Members of the Indianapolis Newspaper Guild have lauched a "Save The Star" campaign complete with downdown billboard, an effort that can most charitably be called misguided:

Bemoaning years of job cuts and pay freezes, the guild is going public with its disdain for Gannett, which owns the Indianapolis Star and 80 other community newspapers, along with USA Today and other publishing businesses.

[. . .]

The newspaper lost more than 80 jobs in June, the latest in a series of cost-cutting moves that have trimmed the staff in recent years.

 

"We've had significant hits to our suburban coverage, our business coverage, our features coverage. We have fewer reporters in the newsroom, and there's just simply not as many things we can get to," said Bobby King, guild president. "We still have a lot of good people there, and we're doing a lot of award-winning work, but it's getting harder and harder."

 

About 700 cuts were made across the company as Gannett and other newspaper owners are flailing to sustain their businesses in the midst of an advertising downturn that began in 2006 and the emergence of a plethora of alternative sources for news.

 

Guild members claim that the Star is very profitable and that Indianapolis' earnings are being siphoned to pay for executive compensation it believes is exorbitant.

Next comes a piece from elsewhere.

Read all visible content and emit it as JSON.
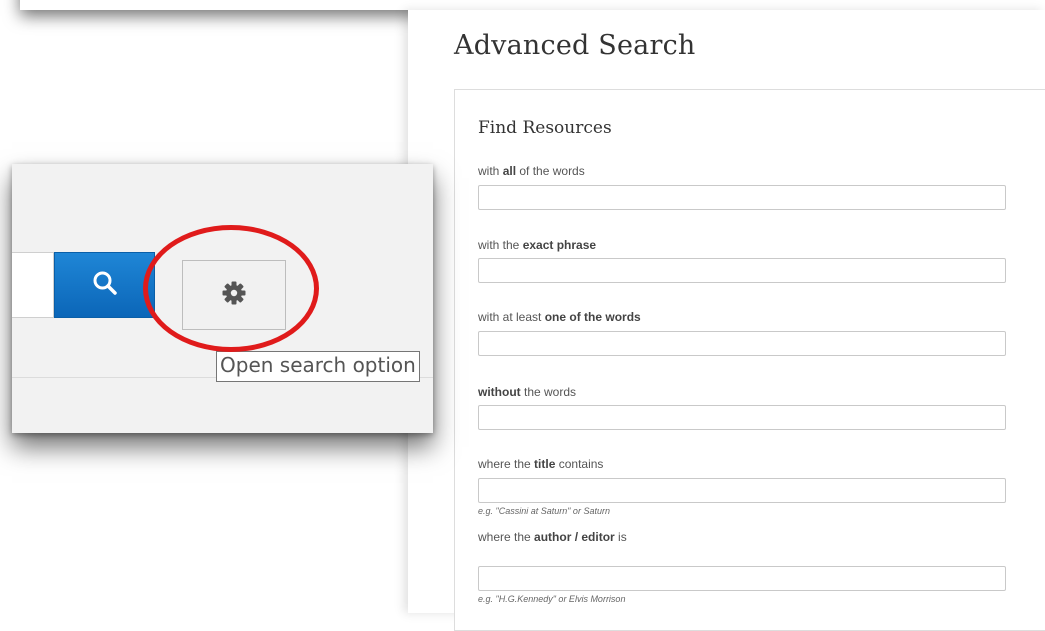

I have no idea if the Star's profits are still healthy or even obscene or whether they're sending enormous amounts of money to prop up other papers, but I do know the stresses newspapers are under these days because of dwindling ad revenue and pressure from new competing sources of news and information.  I doubt very much if the Star is immune from these pressures, and it seems highly unlikely that the guild's remedies would do anything but make the situation worse. Keep more people on at higer guild-negotiated salaries? In a profession with shrinking revenue and readership?

This just in -- you still don't like us:

Record numbers of Americans consider the news media to be “immoral,” “inaccurate,” and “biased,” a new poll says.

A plurality of Americans, 42 percent, said that the press was “immoral,” compared to 38 percent who viewed the news media as “moral” - a record high according to an annual Pew Research Poll on the dedia:

Whew, guess I understated that a little -- you hate us more than ever. And you're tough graders, too. Yes, we're often inaccurate and frequently biased. We have lots of other faults, too, such as only reluctantly admitting our mistakes and not always revealing what our agendas are. But immoral? Are we only accidentally immoral occasionally, which is the normal human condition? Or are we frequently and deliberately immoral? No, on second though, don't tell me; I'll figure it out.

Comments

littlejohn
Sat, 09/24/2011 - 10:17am

I think you may have overlooked another factor regarding the public's opinion of the media's lack of objectivity: They are right.
When we were kids, the news came from your daily paper(s), which strove to be utterly objective, and from the three TV network news departments, which likewise simply read the news straight.
Now most of what people call "news" is actually opinion from the far right or (to a lesser extent) the far left.
People don't understant that Keith Olbermann, Rachel Maddow, Sean Hannity and Rush Limbaugh have no interest in objective, balanced news. They are spinning the news to fit their own political views, which are nowhere near centrist.
It's like the people I'm sure you encounter routinely, who don't understand that your editorial page is not a news page. Of course it's slanted.
Throw in Internet blogs run by semi-literate flat-earthers, birthers, communists and the church of the Flying Spaghetti Monster, and of course people don't consider "the media" reliable or honest.